I was so delighted to get Carole's story, because I knew that I would have at least one Regency romance in the volume. Regency is the most difficult romance subgenre for non-romance readers to understand. Carole has one of her characters make the transition from now to the world of the Regency, and in doing so, she adeptly explains how most readers feel when they make that crossing.

If you've never read Regency before, read Carole's story before you read the final story in the volume, "A Countess For Christmas," by Anthea Lawson. Anthea wrote a perfect Christmas Regency, which is (believe it or not) a subgenre of a subgenre.

Regency fans will find two treats in this volume: Anthea's traditional story and Carole's exploration of the quirks of the genre. Non-Regency readers have an opportunity to enter one of the biggest selling subgenres of romance with no real explanation necessary.

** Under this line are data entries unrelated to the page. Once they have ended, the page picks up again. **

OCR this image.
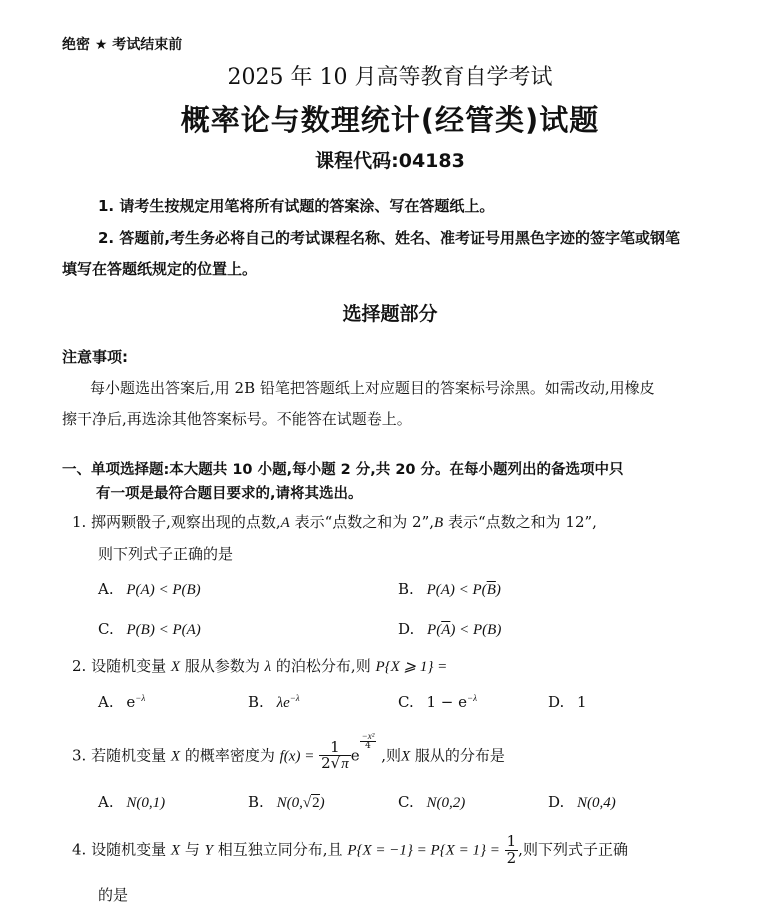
绝密 ★ 考试结束前
2025 年 10 月高等教育自学考试
概率论与数理统计(经管类)试题
课程代码:04183
1. 请考生按规定用笔将所有试题的答案涂、写在答题纸上。
2. 答题前,考生务必将自己的考试课程名称、姓名、准考证号用黑色字迹的签字笔或钢笔
填写在答题纸规定的位置上。
选择题部分
注意事项:
每小题选出答案后,用 2B 铅笔把答题纸上对应题目的答案标号涂黑。如需改动,用橡皮
擦干净后,再选涂其他答案标号。不能答在试题卷上。
一、单项选择题:本大题共 10 小题,每小题 2 分,共 20 分。在每小题列出的备选项中只
有一项是最符合题目要求的,请将其选出。
1. 掷两颗骰子,观察出现的点数,A 表示“点数之和为 2”,B 表示“点数之和为 12”,
则下列式子正确的是
A. P(A) < P(B)	B. $P(A) < P(\overline{B})$
C. P(B) < P(A)	D. $P(\overline{A}) < P(B)$
2. 设随机变量 X 服从参数为 λ 的泊松分布,则 P{X ⩾ 1} =
A. $e^{-\lambda}$	B. $\lambda e^{-\lambda}$	C. $1 - e^{-\lambda}$	D. 1
3. 若随机变量 X 的概率密度为 $f(x) = \frac{1}{2√\pi}$ e
$^{\frac{\text{−x²}}{4}}$
,则X 服从的分布是
A. N(0,1)	B. N(0,√2)	C. N(0,2)	D. N(0,4)
4. 设随机变量 X 与 Y 相互独立同分布,且 $P\{X = -1\} = P\{X = 1\} = \frac{1}{2}$ ,则下列式子正确
的是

In many ways, I believe that Christmas Ghosts has something for all readers. Romance readers will find traditional stories in several subgenres. Non-romance readers will find more than enough suspense and fantasy to make them happy. Those who celebrate Christmas will find some holiday cheer, and the rest of you who find Christmas to be a burden you need to put up with will find some sympathy here.

It's my sincerest hope that you all will enjoy the Victorian Christmas ghost story tradition as much as I do. And even though I'm writing this introduction in May, let me be the first to wish you the very best of the season.